Après sa formation dans les montagnes toscanes, Tyty rejoint une autre famille, qui lui enseigne cette fois l’art de la charcuterie. Il découvre Rome, explore les marchés de la Ville éternelle, apprend toute la nomenclature des produits vendus sur les étals et en profite pour goûter le plus de choses possibles. « Le contact avec les Italiens s’est déroulé d’une manière fabuleuse. Je me souviens par exemple de ce vieil homme qui vendait sa porchetta, peut-être la meilleure que je n’aie jamais mangée. J’ai commencé à lui poser quelques questions et nous avons entamé une discussion. C’était la première fois qu’il voyait un Cambodgien, et un Cambodgien qui s’intéressait à sa porchetta qui plus est ! Il a passé toute la matinée à m’apprendre ses méthodes et ses recettes. »

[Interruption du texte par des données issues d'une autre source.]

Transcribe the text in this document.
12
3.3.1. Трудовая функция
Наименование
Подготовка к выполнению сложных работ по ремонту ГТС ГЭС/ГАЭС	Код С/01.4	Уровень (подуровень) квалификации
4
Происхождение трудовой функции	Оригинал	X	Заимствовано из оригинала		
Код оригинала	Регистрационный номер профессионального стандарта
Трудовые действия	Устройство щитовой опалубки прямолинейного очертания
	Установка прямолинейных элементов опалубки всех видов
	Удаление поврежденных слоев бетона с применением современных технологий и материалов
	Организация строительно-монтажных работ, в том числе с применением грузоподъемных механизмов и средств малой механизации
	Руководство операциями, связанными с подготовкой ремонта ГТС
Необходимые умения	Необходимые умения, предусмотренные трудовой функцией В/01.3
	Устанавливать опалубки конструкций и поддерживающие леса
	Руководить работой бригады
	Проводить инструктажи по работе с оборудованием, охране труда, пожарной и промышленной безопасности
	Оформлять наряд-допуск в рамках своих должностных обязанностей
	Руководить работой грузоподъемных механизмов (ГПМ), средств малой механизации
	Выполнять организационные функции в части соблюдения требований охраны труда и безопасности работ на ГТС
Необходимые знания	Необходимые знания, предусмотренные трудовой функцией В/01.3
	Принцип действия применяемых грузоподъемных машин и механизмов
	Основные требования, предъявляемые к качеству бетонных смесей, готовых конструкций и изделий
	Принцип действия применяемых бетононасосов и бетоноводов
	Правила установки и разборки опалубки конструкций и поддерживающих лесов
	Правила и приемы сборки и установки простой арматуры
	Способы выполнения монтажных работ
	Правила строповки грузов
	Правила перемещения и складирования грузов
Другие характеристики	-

L’Australie pour la boucherie

Après 18 mois passés en Italie, Chann Vuthy n’en a toujours pas fini avec son apprentissage. Entendant parler d’une formation culinaire en Australie, il obtient une bourse et s’envole pour Melbourne, pour une école tout entière consacrée à la charcuterie. « Le rapport à la cuisine était très différent là-bas, si l’on compare avec l’Italie.

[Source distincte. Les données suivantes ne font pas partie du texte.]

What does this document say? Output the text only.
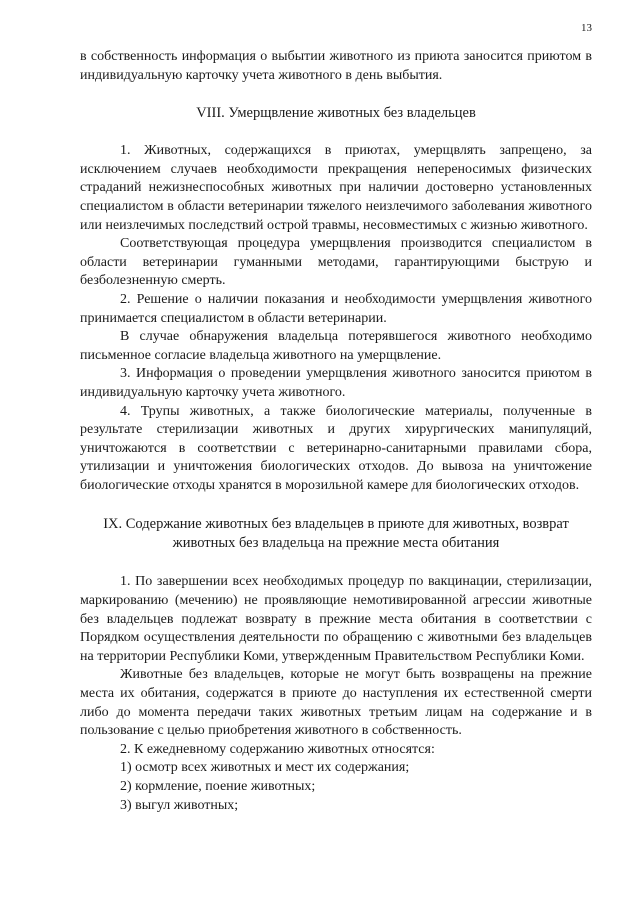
13

в собственность информация о выбытии животного из приюта заносится приютом в индивидуальную карточку учета животного в день выбытия.

VIII. Умерщвление животных без владельцев

1. Животных, содержащихся в приютах, умерщвлять запрещено, за исключением случаев необходимости прекращения непереносимых физических страданий нежизнеспособных животных при наличии достоверно установленных специалистом в области ветеринарии тяжелого неизлечимого заболевания животного или неизлечимых последствий острой травмы, несовместимых с жизнью животного.

Соответствующая процедура умерщвления производится специалистом в области ветеринарии гуманными методами, гарантирующими быструю и безболезненную смерть.

2. Решение о наличии показания и необходимости умерщвления животного принимается специалистом в области ветеринарии.

В случае обнаружения владельца потерявшегося животного необходимо письменное согласие владельца животного на умерщвление.

3. Информация о проведении умерщвления животного заносится приютом в индивидуальную карточку учета животного.

4. Трупы животных, а также биологические материалы, полученные в результате стерилизации животных и других хирургических манипуляций, уничтожаются в соответствии с ветеринарно-санитарными правилами сбора, утилизации и уничтожения биологических отходов. До вывоза на уничтожение биологические отходы хранятся в морозильной камере для биологических отходов.

IX. Содержание животных без владельцев в приюте для животных, возврат животных без владельца на прежние места обитания

1. По завершении всех необходимых процедур по вакцинации, стерилизации, маркированию (мечению) не проявляющие немотивированной агрессии животные без владельцев подлежат возврату в прежние места обитания в соответствии с Порядком осуществления деятельности по обращению с животными без владельцев на территории Республики Коми, утвержденным Правительством Республики Коми.

Животные без владельцев, которые не могут быть возвращены на прежние места их обитания, содержатся в приюте до наступления их естественной смерти либо до момента передачи таких животных третьим лицам на содержание и в пользование с целью приобретения животного в собственность.

2. К ежедневному содержанию животных относятся:

1) осмотр всех животных и мест их содержания;

2) кормление, поение животных;

3) выгул животных;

En Australie, la très grande majorité des gens n’aime pas forcément cuisiner, exactement l’inverse de l’Italie, où j’ai rencontré des “mamas” qui avaient plus de 7 décennies d’expérience culinaire derrière elles. » Ce n’est qu’en 2000, soit plus de 2 ans après avoir quitté le pays, qu’il rentre au Cambodge et prospecte aux quatre coins du royaume.

« Impossible alors de trouver une exploitation laitière de qualité, l’heure des fromages n’avait pas encore sonné. » S’établissant à Siem Reap, il se fait embaucher dans les cuisines du Sofitel, en charge de la confection de plats italiens, avant d’ouvrir son propre restaurant en 2005. Il y croise souvent un restaurateur, Roberto, qui devient vite son ami et lui propose de se joindre à lui pour préparer fromages et saucisses. Un local est trouvé, reste le plus important : le lait.

Se lancer, enfin !

Les tournées de prospection reprennent, pour se rendre compte que la situation n’a guère changé depuis les recherches effectuées quelques années auparavant. Durant une courte période, le système D prédomine, jusqu’à ce que des fournisseurs fiables voient enfin le jour. De l’autre côté de la frontière thaïlandaise tout d’abord, ce qui ne fut pas sans poser quelques problèmes logistiques, et au Cambodge enfin, où commence à naître une industrie laitière conséquente.

« C’est un marché relativement nouveau, mais de plus en plus de jeunes consomment des produits laitiers. Jusqu’à ces dernières années, tout était importé, mais la situation est en train d’évoluer très vite, comme le montre l’exemple de la Kirisu Farm, une immense exploitation laitière située non loin de Phnom Penh »

Le problème du lait résolu, Tyty peut enfin se concentrer sur sa production, investit dans du matériel et se forge une clientèle parmi les restaurateurs, les hôtels et les particuliers, bien au-delà de Siem Reap. « Nous avons des clients un peu partout au Cambodge, y compris parmi les Cambodgiens, qui apprécient les fromages frais, les yaourts et la charcuterie. J’ai d’ailleurs de nouvelles idées de recettes qui devraient particulièrement plaire à mes compatriotes ! Le succès commercial et matériel est quelque chose de bien, je ne vais pas vous affirmer le contraire. Mais ce qui m’importe le plus, c’est de faire connaître le fromage, tous ses goûts, toutes ses variétés, et faire en sorte que la fabrication d’un tel produit puisse s’implanter durablement au Cambodge. C’est ce qui me motive au quotidien, ce qui me pousse à aller donner des formations à Paul Dubrule et Sala Baï, à entretenir la passion parmi les 7 membres de notre équipe et à travailler quasiment tous les jours de la semaine. » Papa de 2 garçons, Tyty n’a pas trop de souci à se faire concernant la relève :

« L’aîné se montre très curieux sur les méthodes de fabrication et, à 13 ans, il en connaît déjà beaucoup sur le sujet. Quant au plus jeune, qui n’est pas très intéressé par la fabrication, il ne rechigne par contre pas à manger beaucoup, beaucoup de fromage », confie Tyty dans un éclat de rire, le rire de celui qui a relevé un défi que tout le monde imaginait impossible.